Hence the critical importance of load shedding at the earliest opportunity, keeping only that which is absolutely essential for the extant circumstances. It's a bit like the air above and the runway behind ... once the amp hours have gone, they can't be prayed back into the system at the time regardless of whichever god to whom you might choose to pray. A real worry are some of the insidious failures which can occur without quite enough alerting to the pilot ...

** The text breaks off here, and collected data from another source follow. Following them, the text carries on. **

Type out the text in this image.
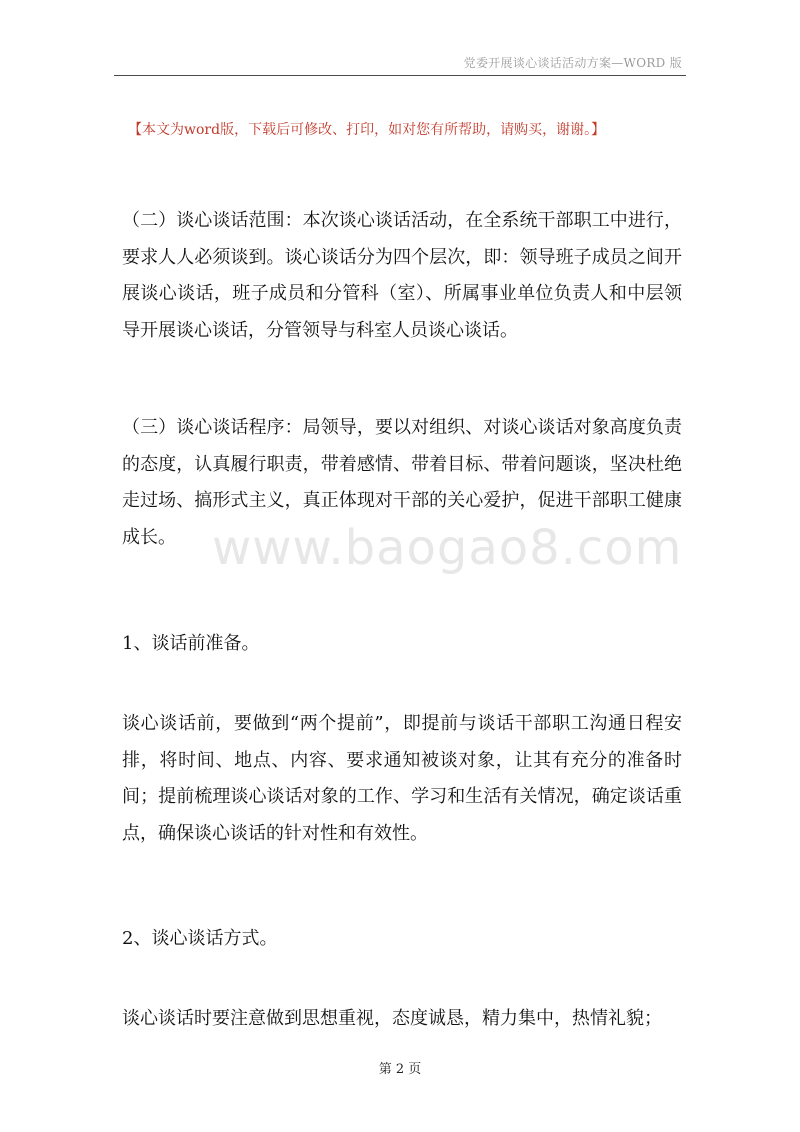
党委开展谈心谈话活动方案—WORD 版
【本文为word版，下载后可修改、打印，如对您有所帮助，请购买，谢谢。】

（二）谈心谈话范围：本次谈心谈话活动，在全系统干部职工中进行，要求人人必须谈到。谈心谈话分为四个层次，即：领导班子成员之间开展谈心谈话，班子成员和分管科（室）、所属事业单位负责人和中层领导开展谈心谈话，分管领导与科室人员谈心谈话。

（三）谈心谈话程序：局领导，要以对组织、对谈心谈话对象高度负责的态度，认真履行职责，带着感情、带着目标、带着问题谈，坚决杜绝走过场、搞形式主义，真正体现对干部的关心爱护，促进干部职工健康成长。

1、谈话前准备。

谈心谈话前，要做到“两个提前”，即提前与谈话干部职工沟通日程安排，将时间、地点、内容、要求通知被谈对象，让其有充分的准备时间；提前梳理谈心谈话对象的工作、学习和生活有关情况，确定谈话重点，确保谈心谈话的针对性和有效性。

2、谈心谈话方式。

谈心谈话时要注意做到思想重视，态度诚恳，精力集中，热情礼貌；

www.baogao8.com
第 2 页
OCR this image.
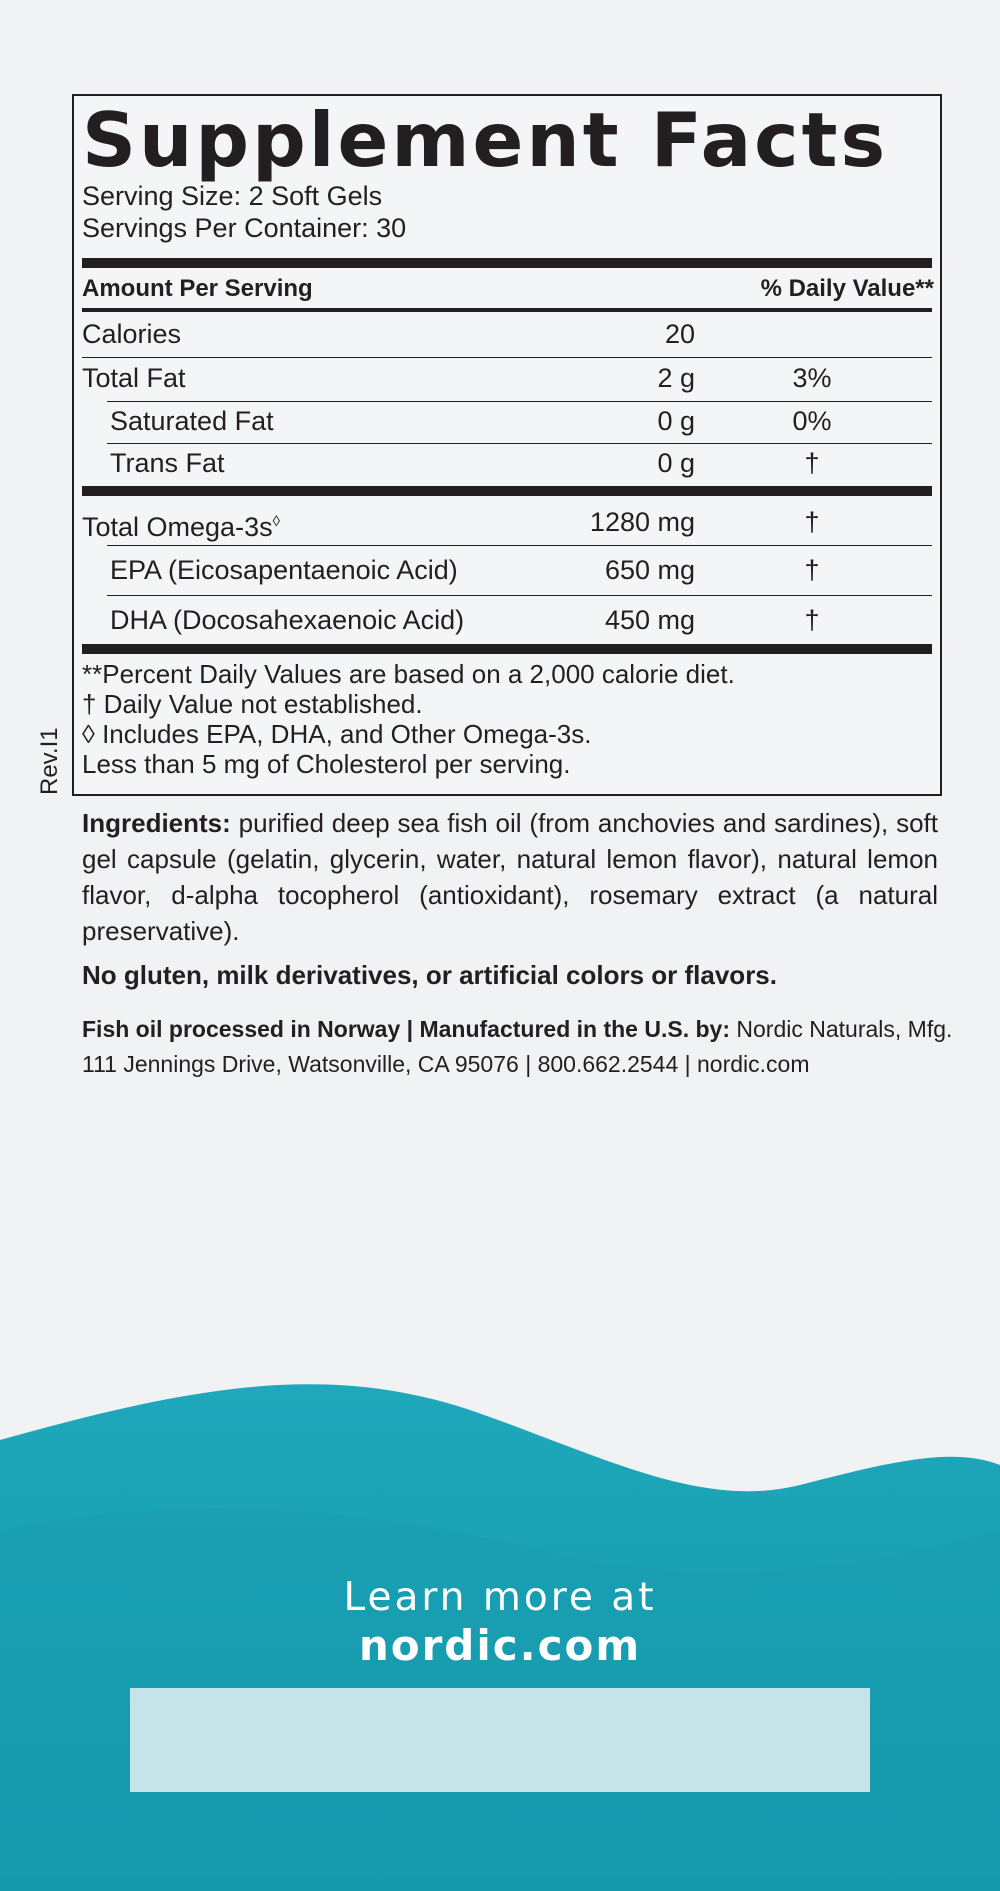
Supplement Facts
Serving Size: 2 Soft Gels
Servings Per Container: 30
Amount Per Serving	% Daily Value**
Calories	20
Total Fat	2 g	3%
Saturated Fat	0 g	0%
Trans Fat	0 g	†
Total Omega-3s◊	1280 mg	†
EPA (Eicosapentaenoic Acid)	650 mg	†
DHA (Docosahexaenoic Acid)	450 mg	†
**Percent Daily Values are based on a 2,000 calorie diet.
† Daily Value not established.
◊ Includes EPA, DHA, and Other Omega-3s.
Less than 5 mg of Cholesterol per serving.
Rev.I1
Ingredients: purified deep sea fish oil (from anchovies and sardines), soft gel capsule (gelatin, glycerin, water, natural lemon flavor), natural lemon flavor, d-alpha tocopherol (antioxidant), rosemary extract (a natural preservative).
No gluten, milk derivatives, or artificial colors or flavors.
Fish oil processed in Norway | Manufactured in the U.S. by: Nordic Naturals, Mfg.
111 Jennings Drive, Watsonville, CA 95076 | 800.662.2544 | nordic.com
Learn more at
nordic.com
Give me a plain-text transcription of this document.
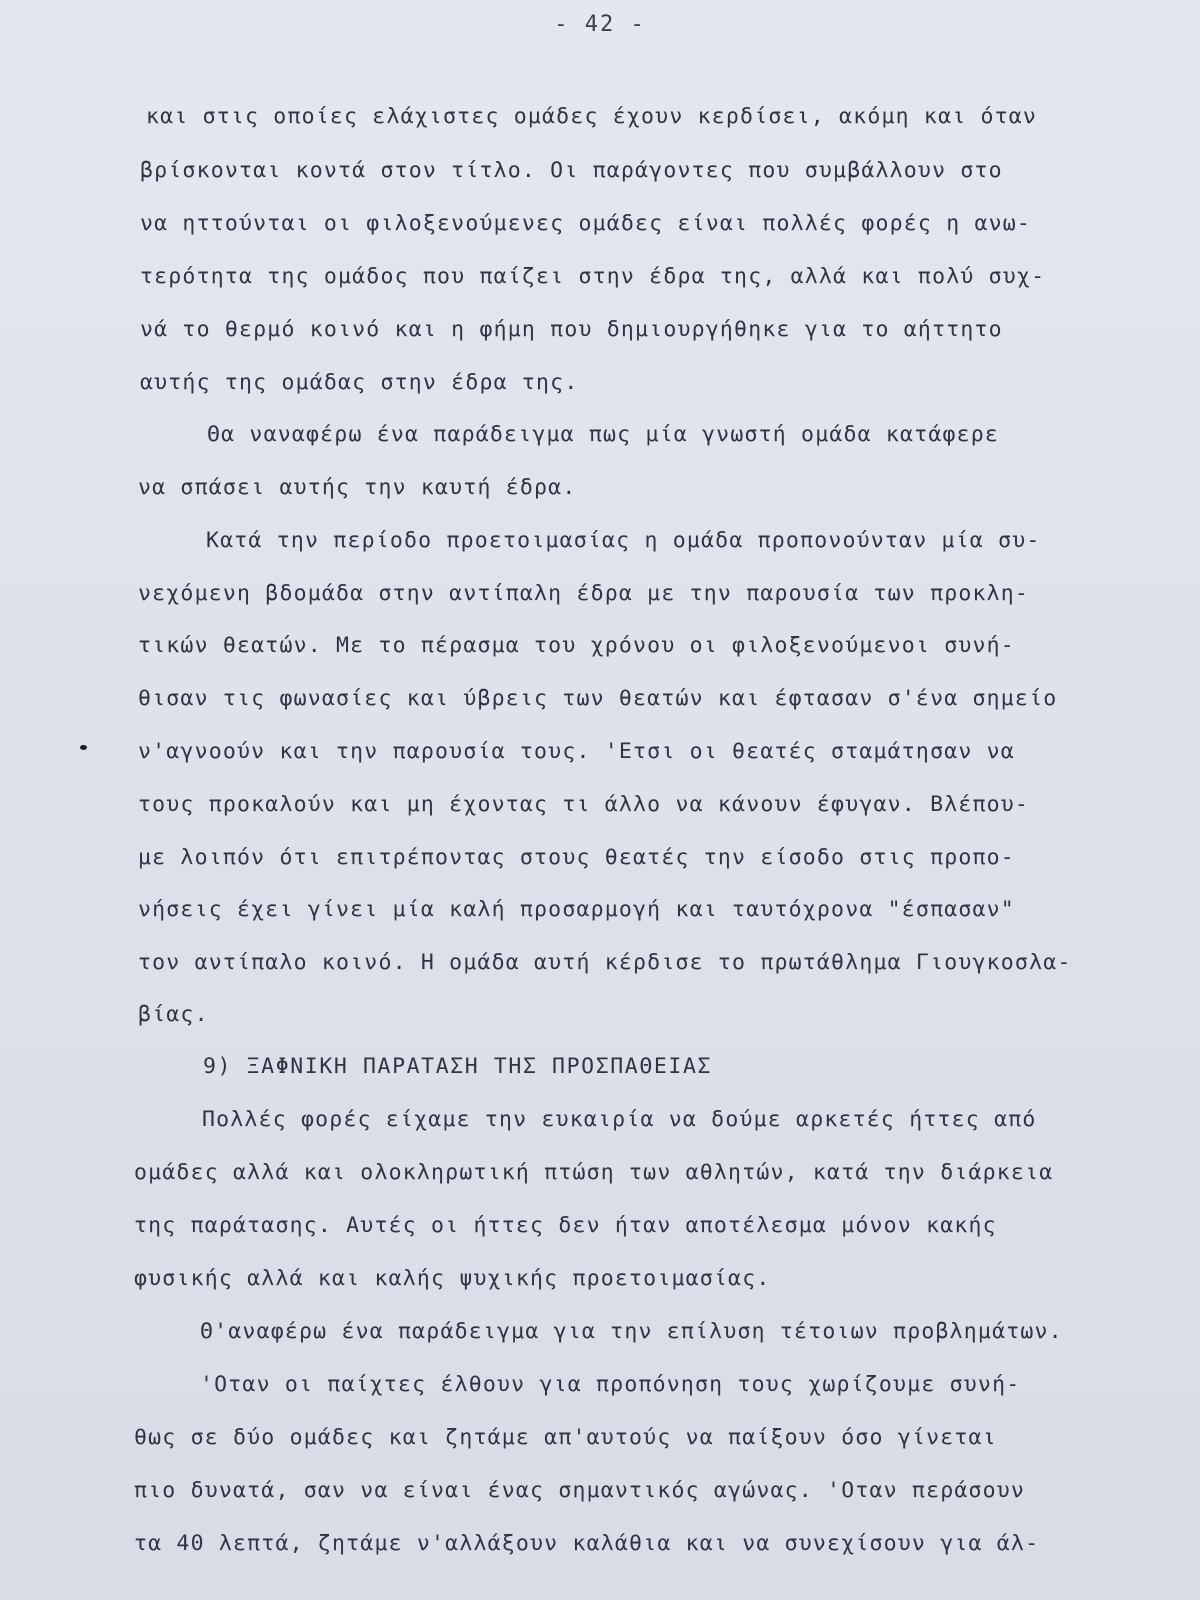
- 42 -
και στις οποίες ελάχιστες ομάδες έχουν κερδίσει, ακόμη και όταν
βρίσκονται κοντά στον τίτλο. Οι παράγοντες που συμβάλλουν στο
να ηττούνται οι φιλοξενούμενες ομάδες είναι πολλές φορές η ανω-
τερότητα της ομάδος που παίζει στην έδρα της, αλλά και πολύ συχ-
νά το θερμό κοινό και η φήμη που δημιουργήθηκε για το αήττητο
αυτής της ομάδας στην έδρα της.
Θα ναναφέρω ένα παράδειγμα πως μία γνωστή ομάδα κατάφερε
να σπάσει αυτής την καυτή έδρα.
Κατά την περίοδο προετοιμασίας η ομάδα προπονούνταν μία συ-
νεχόμενη βδομάδα στην αντίπαλη έδρα με την παρουσία των προκλη-
τικών θεατών. Με το πέρασμα του χρόνου οι φιλοξενούμενοι συνή-
θισαν τις φωνασίες και ύβρεις των θεατών και έφτασαν σ'ένα σημείο
ν'αγνοούν και την παρουσία τους. 'Ετσι οι θεατές σταμάτησαν να
τους προκαλούν και μη έχοντας τι άλλο να κάνουν έφυγαν. Βλέπου-
με λοιπόν ότι επιτρέποντας στους θεατές την είσοδο στις προπο-
νήσεις έχει γίνει μία καλή προσαρμογή και ταυτόχρονα "έσπασαν"
τον αντίπαλο κοινό. Η ομάδα αυτή κέρδισε το πρωτάθλημα Γιουγκοσλα-
βίας.
9) ΞΑΦΝΙΚΗ ΠΑΡΑΤΑΣΗ ΤΗΣ ΠΡΟΣΠΑΘΕΙΑΣ
Πολλές φορές είχαμε την ευκαιρία να δούμε αρκετές ήττες από
ομάδες αλλά και ολοκληρωτική πτώση των αθλητών, κατά την διάρκεια
της παράτασης. Αυτές οι ήττες δεν ήταν αποτέλεσμα μόνον κακής
φυσικής αλλά και καλής ψυχικής προετοιμασίας.
Θ'αναφέρω ένα παράδειγμα για την επίλυση τέτοιων προβλημάτων.
'Οταν οι παίχτες έλθουν για προπόνηση τους χωρίζουμε συνή-
θως σε δύο ομάδες και ζητάμε απ'αυτούς να παίξουν όσο γίνεται
πιο δυνατά, σαν να είναι ένας σημαντικός αγώνας. 'Οταν περάσουν
τα 40 λεπτά, ζητάμε ν'αλλάξουν καλάθια και να συνεχίσουν για άλ-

Day VMC ... ho-hum, perhaps a quick radio call to advise situation and intent and then turn it all off .... dark night IMC .... oh dear. It is to emphasise this concern that we routinely practice flight on standby in sim exercises. There, it all goes black at the appointed time and I am talking about REALLY black. Captain Training only needs one exposure to get the story well and truly fixed in the mind for the next time around. Having said that, generally one can cobble together a recovery in the majority of circumstances providing we can leave the panic thing at home. Might be a tad sweaty at the time.
Sounds like fun! ...but you're quite right there - and being Day VMC for me it was indeed ho-hum, with the instructor calling the tower on the phone and then a quick call on radio closer in (while we could).

The real eye-openers for me that day were:
(a) Unless you're willing to shut down your fancy power-hungry PFD&MFD and go straight to standby instruments, the ship's batteries never last as long as you think they will!, and
(b) QF32 Syndrome (constantly acknowledging alarms as you lose various parts of your system) adds quite a bit to the workload of an average GA pilot. Better hope you're not scud-running in marginal weather over tiger country at the time, looking for a safe place to put down.